First, transfer the vcf file (sim_data_proc2.vcf) to your local computer using the WinSCP
software (in Windows) or the commands scp
of rsync
(in UNIX system). Then, download a simple R markdown template that we prepared for this practice.
Once you have both the VCF file and the R markdown template in the same folder, open the R markdown file using RStudio
Explore the file. The basic structure of an R markdown file consists of two basic sections. A header with general information of the file (Title, Authors, ...) and instructions for output generation.
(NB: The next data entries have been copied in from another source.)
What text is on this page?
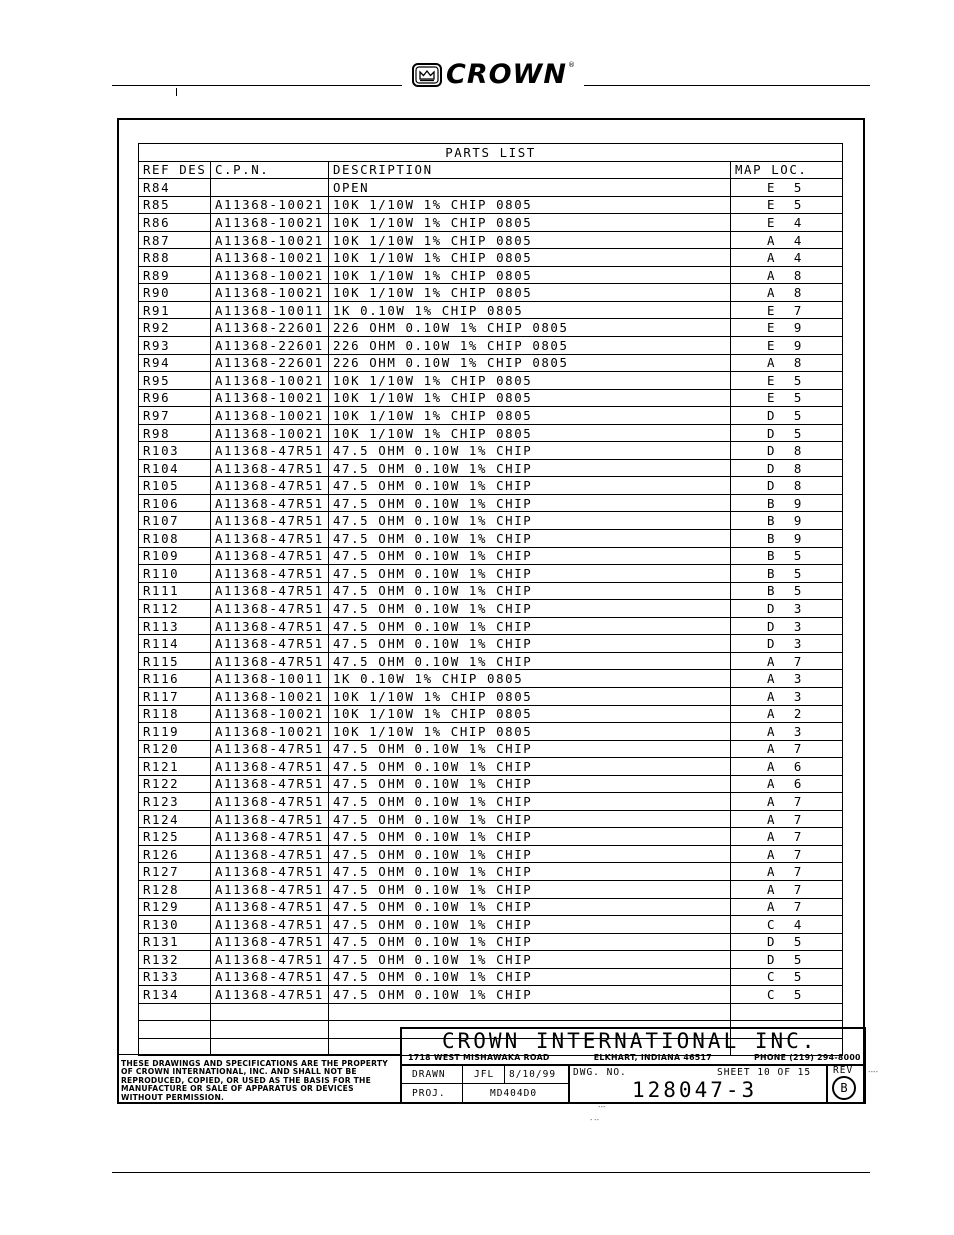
CROWN ®
PARTS LIST			
REF DES	C.P.N.	DESCRIPTION	MAP LOC.
R84		OPEN	E 5
R85	A11368-10021	10K 1/10W 1% CHIP 0805	E 5
R86	A11368-10021	10K 1/10W 1% CHIP 0805	E 4
R87	A11368-10021	10K 1/10W 1% CHIP 0805	A 4
R88	A11368-10021	10K 1/10W 1% CHIP 0805	A 4
R89	A11368-10021	10K 1/10W 1% CHIP 0805	A 8
R90	A11368-10021	10K 1/10W 1% CHIP 0805	A 8
R91	A11368-10011	1K 0.10W 1% CHIP 0805	E 7
R92	A11368-22601	226 OHM 0.10W 1% CHIP 0805	E 9
R93	A11368-22601	226 OHM 0.10W 1% CHIP 0805	E 9
R94	A11368-22601	226 OHM 0.10W 1% CHIP 0805	A 8
R95	A11368-10021	10K 1/10W 1% CHIP 0805	E 5
R96	A11368-10021	10K 1/10W 1% CHIP 0805	E 5
R97	A11368-10021	10K 1/10W 1% CHIP 0805	D 5
R98	A11368-10021	10K 1/10W 1% CHIP 0805	D 5
R103	A11368-47R51	47.5 OHM 0.10W 1% CHIP	D 8
R104	A11368-47R51	47.5 OHM 0.10W 1% CHIP	D 8
R105	A11368-47R51	47.5 OHM 0.10W 1% CHIP	D 8
R106	A11368-47R51	47.5 OHM 0.10W 1% CHIP	B 9
R107	A11368-47R51	47.5 OHM 0.10W 1% CHIP	B 9
R108	A11368-47R51	47.5 OHM 0.10W 1% CHIP	B 9
R109	A11368-47R51	47.5 OHM 0.10W 1% CHIP	B 5
R110	A11368-47R51	47.5 OHM 0.10W 1% CHIP	B 5
R111	A11368-47R51	47.5 OHM 0.10W 1% CHIP	B 5
R112	A11368-47R51	47.5 OHM 0.10W 1% CHIP	D 3
R113	A11368-47R51	47.5 OHM 0.10W 1% CHIP	D 3
R114	A11368-47R51	47.5 OHM 0.10W 1% CHIP	D 3
R115	A11368-47R51	47.5 OHM 0.10W 1% CHIP	A 7
R116	A11368-10011	1K 0.10W 1% CHIP 0805	A 3
R117	A11368-10021	10K 1/10W 1% CHIP 0805	A 3
R118	A11368-10021	10K 1/10W 1% CHIP 0805	A 2
R119	A11368-10021	10K 1/10W 1% CHIP 0805	A 3
R120	A11368-47R51	47.5 OHM 0.10W 1% CHIP	A 7
R121	A11368-47R51	47.5 OHM 0.10W 1% CHIP	A 6
R122	A11368-47R51	47.5 OHM 0.10W 1% CHIP	A 6
R123	A11368-47R51	47.5 OHM 0.10W 1% CHIP	A 7
R124	A11368-47R51	47.5 OHM 0.10W 1% CHIP	A 7
R125	A11368-47R51	47.5 OHM 0.10W 1% CHIP	A 7
R126	A11368-47R51	47.5 OHM 0.10W 1% CHIP	A 7
R127	A11368-47R51	47.5 OHM 0.10W 1% CHIP	A 7
R128	A11368-47R51	47.5 OHM 0.10W 1% CHIP	A 7
R129	A11368-47R51	47.5 OHM 0.10W 1% CHIP	A 7
R130	A11368-47R51	47.5 OHM 0.10W 1% CHIP	C 4
R131	A11368-47R51	47.5 OHM 0.10W 1% CHIP	D 5
R132	A11368-47R51	47.5 OHM 0.10W 1% CHIP	D 5
R133	A11368-47R51	47.5 OHM 0.10W 1% CHIP	C 5
R134	A11368-47R51	47.5 OHM 0.10W 1% CHIP	C 5

THESE DRAWINGS AND SPECIFICATIONS ARE THE PROPERTY OF CROWN INTERNATIONAL, INC. AND SHALL NOT BE REPRODUCED, COPIED, OR USED AS THE BASIS FOR THE MANUFACTURE OR SALE OF APPARATUS OR DEVICES WITHOUT PERMISSION.
CROWN INTERNATIONAL INC.
1718 WEST MISHAWAKA ROAD	ELKHART, INDIANA 46517	PHONE (219) 294-8000
DRAWN	JFL 8/10/99
PROJ.	MD404D0
DWG. NO.	SHEET 10 OF 15 REV
128047-3	B
⁃⁃⁃⁃
⁃⁃⁃
⁃ ⁃⁃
The second section is the body of the document that alternates text (titles and paragraphs) with R code chunks.
Once you have completed the markdown file you just need to click on the knit button. If everything is properly set, after a few seconds you should get an HTML file that automatically opens in your browser and also is saved in the working directory. It is easy to generate PDF files, edit the R markdown template to generate a PDF file. You can find the basic instructions in this rmarkdown-cheatsheet. If you are not familiar with R markdown check some tutorials on the internet.